Spreading health, love, Gospel Mutowa said 39 percent of the pregnant women in Swaziland have AIDS. Dr. Raymond Bitchong with the Nazarene-founded Raleigh Fitkin Memorial Hospital said Swaziland has the highest incidence of HIV (the virus that causes AIDS) in the world. Other Swaziland statistics also are bleak: Life expectancy from birth is 32. One out of five children is an orphan. About 15,000 households are headed by orphaned children.

Busic said the Church of the Nazarene has been concerned about Swaziland ever since Nazarene missionary Harmon Schmelzenbach began working to spread the Gospel and eradicate leprosy among the Africans there 100 years ago.
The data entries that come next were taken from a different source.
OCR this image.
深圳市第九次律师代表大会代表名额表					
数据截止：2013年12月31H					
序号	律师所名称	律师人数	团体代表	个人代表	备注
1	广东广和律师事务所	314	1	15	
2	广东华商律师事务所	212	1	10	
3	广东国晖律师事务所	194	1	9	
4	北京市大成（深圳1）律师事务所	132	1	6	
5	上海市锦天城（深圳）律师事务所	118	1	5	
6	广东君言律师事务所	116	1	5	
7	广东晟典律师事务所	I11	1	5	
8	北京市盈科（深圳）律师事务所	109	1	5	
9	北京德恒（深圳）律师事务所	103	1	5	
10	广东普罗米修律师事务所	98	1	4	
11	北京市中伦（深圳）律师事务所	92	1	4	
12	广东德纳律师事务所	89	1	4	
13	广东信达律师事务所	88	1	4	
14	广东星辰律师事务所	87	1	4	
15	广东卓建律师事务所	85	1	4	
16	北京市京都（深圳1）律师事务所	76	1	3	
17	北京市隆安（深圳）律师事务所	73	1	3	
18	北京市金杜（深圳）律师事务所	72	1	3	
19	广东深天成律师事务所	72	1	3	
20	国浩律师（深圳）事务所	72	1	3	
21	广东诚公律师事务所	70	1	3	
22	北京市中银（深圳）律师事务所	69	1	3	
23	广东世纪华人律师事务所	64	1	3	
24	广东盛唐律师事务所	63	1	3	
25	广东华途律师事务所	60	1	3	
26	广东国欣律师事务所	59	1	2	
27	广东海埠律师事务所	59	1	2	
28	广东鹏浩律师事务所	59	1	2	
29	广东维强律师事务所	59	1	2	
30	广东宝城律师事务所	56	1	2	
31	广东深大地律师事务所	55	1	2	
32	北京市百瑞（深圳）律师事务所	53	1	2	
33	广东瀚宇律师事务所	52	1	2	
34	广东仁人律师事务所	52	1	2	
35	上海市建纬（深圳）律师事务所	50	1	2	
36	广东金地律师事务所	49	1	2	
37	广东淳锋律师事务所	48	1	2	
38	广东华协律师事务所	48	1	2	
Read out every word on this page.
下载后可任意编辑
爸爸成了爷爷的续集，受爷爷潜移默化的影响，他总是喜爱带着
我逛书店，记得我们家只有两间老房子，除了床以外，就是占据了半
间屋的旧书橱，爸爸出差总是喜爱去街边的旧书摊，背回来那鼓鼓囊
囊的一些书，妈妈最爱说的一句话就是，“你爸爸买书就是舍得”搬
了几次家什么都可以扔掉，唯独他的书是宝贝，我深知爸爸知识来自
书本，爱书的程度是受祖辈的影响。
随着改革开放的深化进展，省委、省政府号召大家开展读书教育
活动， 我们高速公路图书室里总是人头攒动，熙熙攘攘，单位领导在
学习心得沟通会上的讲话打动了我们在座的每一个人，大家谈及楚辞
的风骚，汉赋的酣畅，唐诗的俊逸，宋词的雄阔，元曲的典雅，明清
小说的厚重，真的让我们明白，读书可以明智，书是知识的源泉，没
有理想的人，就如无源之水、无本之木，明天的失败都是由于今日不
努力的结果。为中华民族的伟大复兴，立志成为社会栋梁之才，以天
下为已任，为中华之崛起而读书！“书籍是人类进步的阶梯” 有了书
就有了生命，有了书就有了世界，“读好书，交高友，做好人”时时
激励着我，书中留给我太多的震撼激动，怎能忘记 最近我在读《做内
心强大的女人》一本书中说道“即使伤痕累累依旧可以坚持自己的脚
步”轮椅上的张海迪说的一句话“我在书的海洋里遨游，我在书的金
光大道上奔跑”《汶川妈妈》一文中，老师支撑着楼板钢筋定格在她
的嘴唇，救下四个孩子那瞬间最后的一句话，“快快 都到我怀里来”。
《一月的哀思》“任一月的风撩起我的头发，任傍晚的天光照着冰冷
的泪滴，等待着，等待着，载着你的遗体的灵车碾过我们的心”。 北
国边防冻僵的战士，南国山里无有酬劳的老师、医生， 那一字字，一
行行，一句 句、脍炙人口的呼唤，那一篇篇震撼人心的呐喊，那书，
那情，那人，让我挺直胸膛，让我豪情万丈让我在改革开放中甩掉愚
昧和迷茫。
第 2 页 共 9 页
Today’s startling statistics regarding the sub-Saharan African country have made the task before Bethany First Church members all the more significant, he said.

“What we found there was that people were working very hard and doing a yeoman’s work but were just out of resources. We thought we could come alongside them,” Busic said.

Through monetary donations and other support, Bethany First Church has helped build and equip 17 rural clinics connected to the Raleigh Fitkin hospital in Manzini in central Swaziland. The church also has bought or solicited donations of much-needed medical equipment such as ultrasound machines.

In the next six years, the church plans to continue working with the clinics, along with churches and schools; work with the hospital, providing maintenance and equipment plus mentoring relationships with medical staff; work with at-risk children; and work with the AIDS Task Force in Swaziland to upgrade home health care and HIV/AIDS education.

Meanwhile, Southern Nazarene University is sending a contingent of 10 professors with a group of about 20 people from the church in July. Loren Gresham, SNU president, said university representatives will be determining how best they can partner with the Central Swaziland Church of the Nazarene’s School of Nursing and School of Theology.

Gresham, who visited Swaziland with Busic in November 2007, said he was struck by the dire conditions of the Swaziland AIDS victims.

“It’s heartbreaking to see men and woman in the prime of their life reduced to disability and not being able to provide for their families,” Gresham said.

Busic said, “This has been a ‘God thing’ from the very beginning.”

“We see this as a mutual partnership, not a one-side relationship. We are receiving lessons in faith — lessons of the heart.”